The Bootstrap Distribution of Proportions

The technique that I've described is known as a resampling or bootstrap technique.

In the SAS/IML language, it is easy to wrap a loop around the previous simulation and to accumulate the result of each simulation. The mean of the accumulated results is a bootstrap estimate for the probability that my grocery receipt is a whole-dollar amount. You can use quantiles of the accumulated results to form a bootstrap confidence interval for the probability.

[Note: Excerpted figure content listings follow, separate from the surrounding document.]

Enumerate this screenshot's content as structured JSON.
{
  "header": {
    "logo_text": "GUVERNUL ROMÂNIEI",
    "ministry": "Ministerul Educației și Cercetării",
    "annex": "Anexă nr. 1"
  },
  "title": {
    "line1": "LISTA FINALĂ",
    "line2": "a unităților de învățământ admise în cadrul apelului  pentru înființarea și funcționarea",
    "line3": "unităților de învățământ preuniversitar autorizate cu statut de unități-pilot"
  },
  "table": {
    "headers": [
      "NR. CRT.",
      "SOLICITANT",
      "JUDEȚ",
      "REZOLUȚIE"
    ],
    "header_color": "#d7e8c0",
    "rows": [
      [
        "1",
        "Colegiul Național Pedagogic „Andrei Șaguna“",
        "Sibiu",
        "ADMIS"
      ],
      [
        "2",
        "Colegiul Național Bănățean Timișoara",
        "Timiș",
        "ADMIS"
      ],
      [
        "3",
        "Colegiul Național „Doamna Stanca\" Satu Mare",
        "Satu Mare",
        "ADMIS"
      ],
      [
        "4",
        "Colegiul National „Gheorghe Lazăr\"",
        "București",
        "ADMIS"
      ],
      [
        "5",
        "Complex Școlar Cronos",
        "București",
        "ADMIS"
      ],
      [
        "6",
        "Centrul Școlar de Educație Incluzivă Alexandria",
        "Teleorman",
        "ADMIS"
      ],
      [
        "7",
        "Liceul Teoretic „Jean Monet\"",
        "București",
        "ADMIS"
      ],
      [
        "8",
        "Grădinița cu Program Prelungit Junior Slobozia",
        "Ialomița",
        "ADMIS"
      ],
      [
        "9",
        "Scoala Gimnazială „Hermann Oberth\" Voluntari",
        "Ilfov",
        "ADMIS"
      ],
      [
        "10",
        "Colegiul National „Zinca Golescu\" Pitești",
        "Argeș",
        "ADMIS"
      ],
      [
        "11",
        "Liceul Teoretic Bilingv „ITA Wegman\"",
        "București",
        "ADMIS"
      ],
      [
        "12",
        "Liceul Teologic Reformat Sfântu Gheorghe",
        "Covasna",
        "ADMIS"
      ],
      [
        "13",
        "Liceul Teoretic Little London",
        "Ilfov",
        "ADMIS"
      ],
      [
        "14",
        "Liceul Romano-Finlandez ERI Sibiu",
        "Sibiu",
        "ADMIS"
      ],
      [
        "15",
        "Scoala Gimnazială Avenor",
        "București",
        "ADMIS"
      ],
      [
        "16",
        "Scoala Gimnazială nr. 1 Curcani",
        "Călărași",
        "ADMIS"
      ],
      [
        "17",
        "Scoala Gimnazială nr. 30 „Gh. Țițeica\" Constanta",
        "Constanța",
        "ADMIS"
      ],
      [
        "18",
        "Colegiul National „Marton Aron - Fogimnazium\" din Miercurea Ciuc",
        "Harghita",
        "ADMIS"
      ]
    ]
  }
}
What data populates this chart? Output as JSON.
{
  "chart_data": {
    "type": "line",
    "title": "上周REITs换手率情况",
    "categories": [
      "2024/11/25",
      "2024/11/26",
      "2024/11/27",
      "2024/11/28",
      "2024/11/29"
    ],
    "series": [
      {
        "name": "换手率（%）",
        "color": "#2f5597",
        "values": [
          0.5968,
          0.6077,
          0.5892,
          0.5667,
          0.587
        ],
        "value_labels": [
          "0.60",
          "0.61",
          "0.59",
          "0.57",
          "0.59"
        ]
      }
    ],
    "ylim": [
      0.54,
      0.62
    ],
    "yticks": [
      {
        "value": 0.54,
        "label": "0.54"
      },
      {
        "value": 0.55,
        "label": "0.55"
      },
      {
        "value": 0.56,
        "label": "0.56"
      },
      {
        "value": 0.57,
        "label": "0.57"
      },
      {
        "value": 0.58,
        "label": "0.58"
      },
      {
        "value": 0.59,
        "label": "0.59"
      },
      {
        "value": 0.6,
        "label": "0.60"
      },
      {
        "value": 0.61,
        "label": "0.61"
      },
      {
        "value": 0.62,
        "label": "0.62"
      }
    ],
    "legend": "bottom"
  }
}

For example:

NumRep = 200;          /** number of bootstrap replications **/
Prop = j(NumRep, 1);   /** allocate vector for results **/
do k = 1 to NumRep;
   /** resample from the original data **/
   ...
   /** proportion of bills that are whole-dollar amounts **/
   Prop[k] = whole[:]; 
end;

meanProp = Prop[:]; 
/** LOAD or define the Qntl module here **/
call Qntl(q, Prop, {0.05 0.95});
print numItems meanProp q[label="90% CI"];

numItems

NumRep

meanProp

90% CI

40

200

0.010055

0.0081

0.0124

Notice that 90% of the simulations had proportions that are between 0.81% and 1.24%. I can use this as a 90% confidence interval for the true probability that my grocery receipt will be a whole-dollar amount.

You can download the complete SAS/IML Studio program that computes the estimates and creates the histogram.

Conclusions

My intuition was right: I showed that the chance of my grocery receipt being a whole-dollar amount is about one in a hundred. But, more importantly, I also showed that you can use SAS/IML software to resample from data, run simulations, and implement bootstrap methods.

What's next? Well, all this programming has made me hungry. I’m going to the grocery store!